Mechanical ventilation and the positive pressure patients are exposed to can lead to barotrauma and further complications. Use of a video laryngoscope can significantly reduce the number of esophageal intubations and increase first pass success during intubation.¹¹ The adoption of a combined team approach to urgent endotracheal intubation with designated roles for team members, a mandatory checklist and back-up plan, can minimize peri-intubation complications.¹²

Critically ill patients often require central venous lines for access, monitoring and therapy (eg, dialysis, ECMO). Complications can occur from start to finish—wrong site, improper sterile technique, poor procedural technique, including poor knowledge of the anatomy, resulting in bleeding, local trauma including injury of vessels or underlying lung (eg, pneumothorax), and infectious complications. The presence of a central venous catheter and mechanical ventilation were among the factors independently associated with having at least one medical error in a recent study.³

The use of ultrasound to guide invasive procedures such as central line placement and thoracentesis has made them much safer as the anatomy can be directly visualized.

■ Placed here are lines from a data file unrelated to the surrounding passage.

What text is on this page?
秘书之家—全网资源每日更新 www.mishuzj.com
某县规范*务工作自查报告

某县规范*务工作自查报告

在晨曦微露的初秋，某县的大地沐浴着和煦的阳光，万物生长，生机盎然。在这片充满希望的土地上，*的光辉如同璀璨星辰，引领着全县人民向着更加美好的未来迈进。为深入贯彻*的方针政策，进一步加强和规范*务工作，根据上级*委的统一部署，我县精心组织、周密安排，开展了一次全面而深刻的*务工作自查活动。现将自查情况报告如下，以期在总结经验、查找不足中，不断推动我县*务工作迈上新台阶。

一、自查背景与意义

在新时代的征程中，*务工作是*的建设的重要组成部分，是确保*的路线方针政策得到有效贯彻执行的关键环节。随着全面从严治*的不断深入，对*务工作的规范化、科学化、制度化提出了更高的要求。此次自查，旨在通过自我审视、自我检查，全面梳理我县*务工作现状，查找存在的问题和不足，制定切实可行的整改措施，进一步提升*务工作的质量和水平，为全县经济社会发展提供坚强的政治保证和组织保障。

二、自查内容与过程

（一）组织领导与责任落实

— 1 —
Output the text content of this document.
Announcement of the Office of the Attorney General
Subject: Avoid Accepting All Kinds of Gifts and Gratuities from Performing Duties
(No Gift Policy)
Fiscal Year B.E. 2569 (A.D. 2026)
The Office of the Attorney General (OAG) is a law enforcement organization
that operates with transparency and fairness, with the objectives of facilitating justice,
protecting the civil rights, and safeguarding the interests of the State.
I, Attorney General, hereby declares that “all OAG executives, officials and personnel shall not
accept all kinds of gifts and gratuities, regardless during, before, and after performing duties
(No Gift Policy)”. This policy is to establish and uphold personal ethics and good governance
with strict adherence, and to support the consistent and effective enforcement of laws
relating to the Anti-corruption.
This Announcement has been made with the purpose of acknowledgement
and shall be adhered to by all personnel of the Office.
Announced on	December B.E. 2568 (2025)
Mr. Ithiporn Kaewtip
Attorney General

A multidisciplinary approach employing a “time out” can make it difficult for errors of site or identification to occur.

Nasogastric tubes for enteral feeding and medication access can be dislodged or incorrectly positioned, entering the airway instead of the esophagus, resulting in trauma to the lung. Furthermore, patients must be positioned in a semi-recumbent position to minimize the chances of aspiration. Careful monitoring of positioning, securing of these tubes and appropriate sedation of the patient can avoid many complications.

Intern fatigue has been linked to serious medical errors in ICUs. One prospective, randomized study compared the rates of serious medical errors made by interns working a traditional schedule with an every third night call schedule versus an intervention schedule that eliminated extended work shifts and reduced the total number of hours worked per week. Interns made 35.9% more serious medical errors during the traditional schedule than during the intervention schedule. The total rate of serious errors was 22% higher during the traditional schedule.¹³ As a result of studies like these, the Accreditation Council for Graduate Medical Education (ACGME) restricted trainees to 16 consecutive hours of work. Shorter work shifts have resulted in a significant increase in the frequency of transitions of care (eg, handoffs) in the ICU. Improving the handoff process with the use of a structured note and face-to-face handoff can reduce medical error.

Truth telling in the setting of medical error or complication is generally the best approach. Interestingly a recent study showed that one fifth of physicians reported not fully disclosing medical error or mistakes to patients for fear of malpractice lawsuits.¹⁴ The first priority is always to promptly diagnose and treat the complication. Careful documentation in the medical record is a critical next step. Informing the patient, family or surrogate is often difficult but part of good medical care. When discussing the situation, it is helpful to describe the situation, how it happened and the course of action to be taken to resolve the problem whenever possible. Never lie about or cover up a mistake.

The ICU is a complex and dangerous place for our patients. Patients are critically ill, require many medications, invasive lines and procedures, and 24/7 multidisciplinary care. This chapter outlines the most frequently encountered complications in ICU patients. Many hospital complications are preventable with good communication, oversight and education. Borrowing from other industries including the airlines and restaurant chains, hospitals have adopted methods and safety checklists to improve the reliability of the health care environment.¹⁵ The use of medical response teams for a faster response to a critically ill patient, remote ICU monitoring for greater oversight (eg, tele-ICU), and the adoption of critical care bundles and protocols are some of the methods being used to improve the safety of our patients in ICUs. The critical question is when will effective quality health care measures be available to every patient every time.